Now, we're going to encode all of our premise/hypothesis pairs for input into roBERTa.

In [None]:
def roberta_encode(hypotheses, premises, tokenizer):
    
  num_examples = len(hypotheses)
  
  sentence1 = tf.ragged.constant([
      encode_sentence(s)
      for s in np.array(hypotheses)])
  sentence2 = tf.ragged.constant([
      encode_sentence(s)
       for s in np.array(premises)])

    
  input_word_ids = tf.concat([sentence1, sentence2], axis=-1)

  input_mask = tf.ones_like(input_word_ids).to_tensor()

  inputs = {
      'input_word_ids': input_word_ids.to_tensor(),
      'input_mask': input_mask,}

  return inputs

In [None]:
train_input = roberta_encode(all_training_data.premise.values, all_training_data.hypothesis.values, tokenizer)

## Creating & Training Model

Now, we can incorporate the roBERTa transformer into a Keras Functional Model.

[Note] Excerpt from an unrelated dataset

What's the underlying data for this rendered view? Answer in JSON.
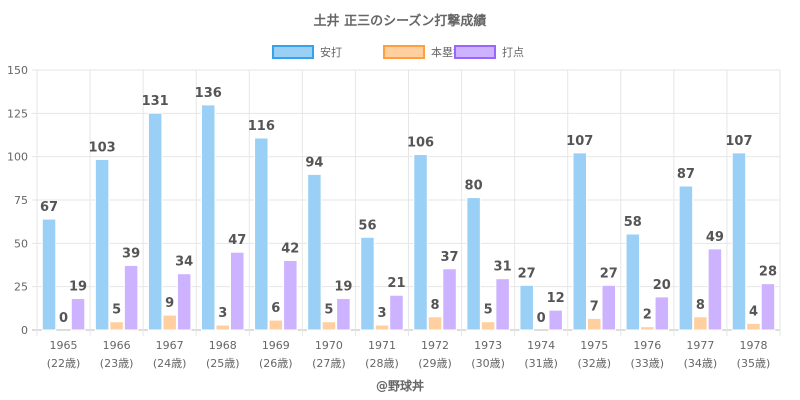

For more information about the Keras Functional API, see: https://www.tensorflow.org/guide/keras/functional.

This model was inspired by the model in this notebook: https://www.kaggle.com/tanulsingh077/deep-learning-for-nlp-zero-to-transformers-bert#BERT-and-Its-Implementation-on-this-Competition, which is a wonderful introduction to NLP!

In [None]:
max_len = 250

def max_length(file):
    for key in file.keys():
        file[key] = file[key][:,:max_len]
    return file

def build_model():
    roberta_encoder = TFRobertaModel.from_pretrained(model_name)
    input_word_ids = tf.keras.Input(shape=(max_len,), dtype=tf.int32, name="input_word_ids")
    input_mask = tf.keras.Input(shape=(max_len,), dtype=tf.int32, name="input_mask")
    
    embedding = roberta_encoder([input_word_ids, input_mask])[0]
    output = tf.keras.layers.Dense(3, activation='softmax')(embedding[:,0,:])
    
    model = tf.keras.Model(inputs=[input_word_ids, input_mask], outputs=output)
    model.compile(tf.keras.optimizers.Adam(lr=1e-5), loss='sparse_categorical_crossentropy', metrics=['accuracy'])
    
    return model

In [None]:
with strategy.scope():
    model = build_model()
    model.summary()

In [None]:
# Freeze model
model.layers[2].trainable=True

In [None]:
train_input = max_length(train_input)
model.fit(train_input, all_training_data.label.values, epochs = 10, verbose = 1, batch_size = 64, validation_split = 0.2)

In [None]:
test = pd.read_csv("../input/contradictory-my-dear-watson/test.csv")
test_input = bert_encode(test.premise.values, test.hypothesis.values, tokenizer)

In [None]:
test.head()

## Generating & Submitting Predictions

In [None]:
test_input = max_length(test_input)
predictions = [np.argmax(i) for i in model.predict(test_input)]

The submission file will consist of the ID column and a prediction column. We can just copy the ID column from the test file, make it a dataframe, and then add our prediction column.

In [None]:
submission = test.id.copy().to_frame()
submission['prediction'] = predictions

In [None]:
submission.head()

In [None]:
submission.to_csv("submission.csv", index = False)

And now we've created our submission file, which can be submitted to the competition. Good luck!